Ce qui nous vient à l’esprit quand on parle de conquête spatiale en matière d’environnement c’est avant tout la masse importante de débris spatiaux rejetés, que ce soient les étages supérieurs de fusée ayant aidé les satellites à atteindre l’orbite souhaité et qui s’en sont détachés flottant dans l’espace ou les propulseurs, les coiffes et les premiers étages que l’on retrouve dans la partie sud de l’Océan Pacifique. Le problème malgré la multiplication de prototypes par les agences internationales pour épurer l’espace (filet, magnétisme, harpon) est plutôt d’ordre juridique : la notion de propriété sur les débris, le droit de « balayer » l’espace ; dans une zone de non-droit, il est difficile d’y appliquer des lois. L’espace, c’est aujourd’hui plus de 1600 satellites en activité, près de 34 millions d’objets supérieurs à 10cm et près de 4-5 manœuvres d’évitement par an pour l’ISS afin d’éviter des collisions – sans compter les missiles envoyés dans l’espace comme démonstration de force à l’origine de milliers de nouveaux débris – soient près de 7000 tonnes de débris. Mais attention, il ne faut pas se méprendre. La pollution spatiale n’est pas à comprendre au sens de la pollution sur Terre : il n’y a pas de destruction d’un espace fragile, un milieu naturel mettant en danger un écosystème. Ou du moins, pas directement. Le danger provient de la retombée de ces derniers et de leur lancement : pollution de l’atmosphère, utilisation massive d’eau, de carburant et d’éléments chimiques.

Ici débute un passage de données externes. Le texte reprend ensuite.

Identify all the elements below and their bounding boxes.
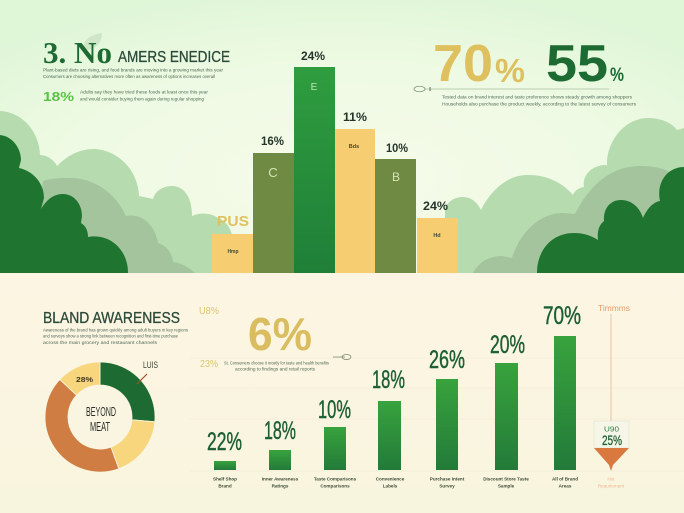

A chaque lancement c’est un nuage composé d’alumine, d’acide chlorhydrique, mais aussi de monoxyde et de dioxyde de carbone qui est rabattu au sol par près de 1 500 mètres cubes d’eau. L’eau qui permet de refroidir les installations devient alors acide et doit aussi être épurée.

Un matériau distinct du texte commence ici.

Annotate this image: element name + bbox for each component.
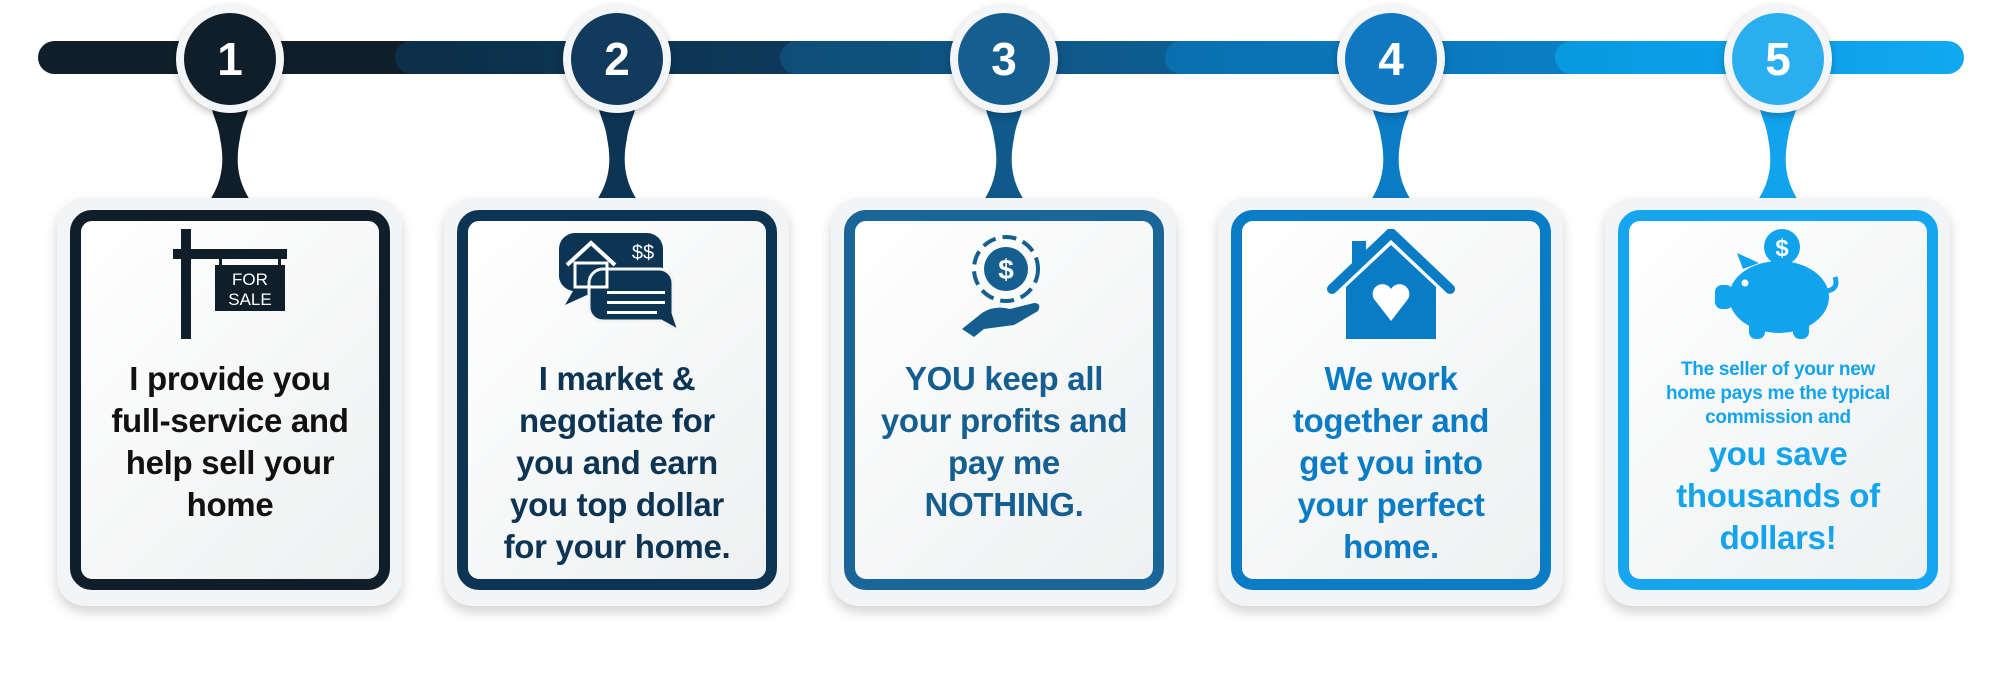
icon: house chat bubbles	[559, 233, 676, 328]
text 5: home pays me the typical	[1666, 383, 1890, 404]
text 1	[111, 360, 349, 523]
step 3	[826, 4, 1181, 617]
number badge 4	[1337, 5, 1445, 113]
connector stem 2	[598, 110, 636, 198]
text 3: YOU keep all	[905, 360, 1103, 397]
connector stem 5	[1759, 110, 1797, 198]
text 5: The seller of your new	[1681, 359, 1875, 380]
icon: house chat bubbles: $$	[632, 242, 654, 264]
text 5	[1666, 359, 1890, 428]
icon: for sale sign: FOR	[232, 270, 268, 289]
text 2: you top dollar	[510, 486, 724, 523]
text 2: I market &	[539, 360, 695, 397]
timeline bar	[38, 41, 1964, 74]
number badge 5	[1724, 5, 1832, 113]
text 5: commission and	[1705, 407, 1851, 428]
number badge 2: 2	[604, 33, 630, 85]
text 1: full-service and	[111, 402, 349, 439]
card 5	[1605, 198, 1950, 606]
text 1: I provide you	[129, 360, 331, 397]
card 3	[831, 198, 1176, 606]
icon: for sale sign: SALE	[228, 290, 272, 309]
text 2: for your home.	[504, 528, 730, 565]
text 3	[881, 360, 1127, 523]
text 2: you and earn	[516, 444, 718, 481]
text 5 emphasis	[1676, 435, 1880, 556]
text 4: your perfect	[1297, 486, 1485, 523]
step 2	[439, 4, 794, 617]
number badge 4: 4	[1378, 33, 1404, 85]
number badge 2	[563, 5, 671, 113]
number badge 3	[950, 5, 1058, 113]
text 2	[504, 360, 730, 565]
text 2: negotiate for	[519, 402, 715, 439]
step 1	[52, 4, 407, 617]
icon: house with heart	[1327, 229, 1455, 339]
text 4: home.	[1343, 528, 1439, 565]
text 4	[1293, 360, 1489, 565]
number badge 1	[176, 5, 284, 113]
text 4: We work	[1324, 360, 1458, 397]
icon: hand with dollar coin: $	[998, 254, 1014, 285]
icon: for sale sign	[173, 229, 287, 339]
text 5 emphasis: you save	[1709, 435, 1847, 472]
icon: piggy bank: $	[1775, 235, 1789, 262]
text 3: pay me	[948, 444, 1060, 481]
text 3: your profits and	[881, 402, 1127, 439]
text 5 emphasis: thousands of	[1676, 477, 1880, 514]
connector stem 3	[985, 110, 1023, 198]
number badge 1: 1	[217, 33, 243, 85]
text 1: help sell your	[126, 444, 334, 481]
card 1	[57, 198, 402, 606]
icon: piggy bank	[1715, 229, 1838, 339]
text 1: home	[187, 486, 273, 523]
number badge 3: 3	[991, 33, 1017, 85]
text 4: together and	[1293, 402, 1489, 439]
icon: hand with dollar coin	[962, 235, 1040, 337]
text 4: get you into	[1299, 444, 1483, 481]
step 4	[1213, 4, 1568, 617]
text 5 emphasis: dollars!	[1720, 519, 1836, 556]
text 3: NOTHING.	[925, 486, 1083, 523]
card 4	[1218, 198, 1563, 606]
connector stem 1	[211, 110, 249, 198]
connector stem 4	[1372, 110, 1410, 198]
number badge 5: 5	[1765, 33, 1791, 85]
card 2	[444, 198, 789, 606]
step 5	[1600, 4, 1955, 617]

Vous connaissez peut-être le syndrome de Kessler ? L’étude menée dans les années 1970 par Donald Kessler travaillant à la NASA qui évoque la réaction en chaîne qui se produirait si jamais trop de débris spatiaux se retrouvaient en orbite, puis entrant en collision les uns les autres, produisant d’autant plus de débris… Pour le moment, il semblerait que nous soyons encore loin de la réalisation de cette théorie, mais la démocratisation de l’utilisation de très petits modèles – les CubeSats avec la taille d’un Rubik’s Cube – ainsi que les « méga-constellations » de satellites accroissent ce danger. Space X prévoit d’en lancer près de 4 400 en 5 ans avec pour but de couvrir toute la surface de la Terre, même projet pharamineux pour OneWeb (un projet de constellation visant à fournir un accès à Internet aux populations à l’horizon 2022 au moyen de satellites de télécommunication). Pourquoi n’y a-t-il pas de lois pour réguler ces lancements alors ? La France est l’un des seuls pays à avoir mis en évidence dans la loi de 2008 relative aux opérations spatiales le concept de nuisance due à des débris spatiaux qui est punissable par la loi.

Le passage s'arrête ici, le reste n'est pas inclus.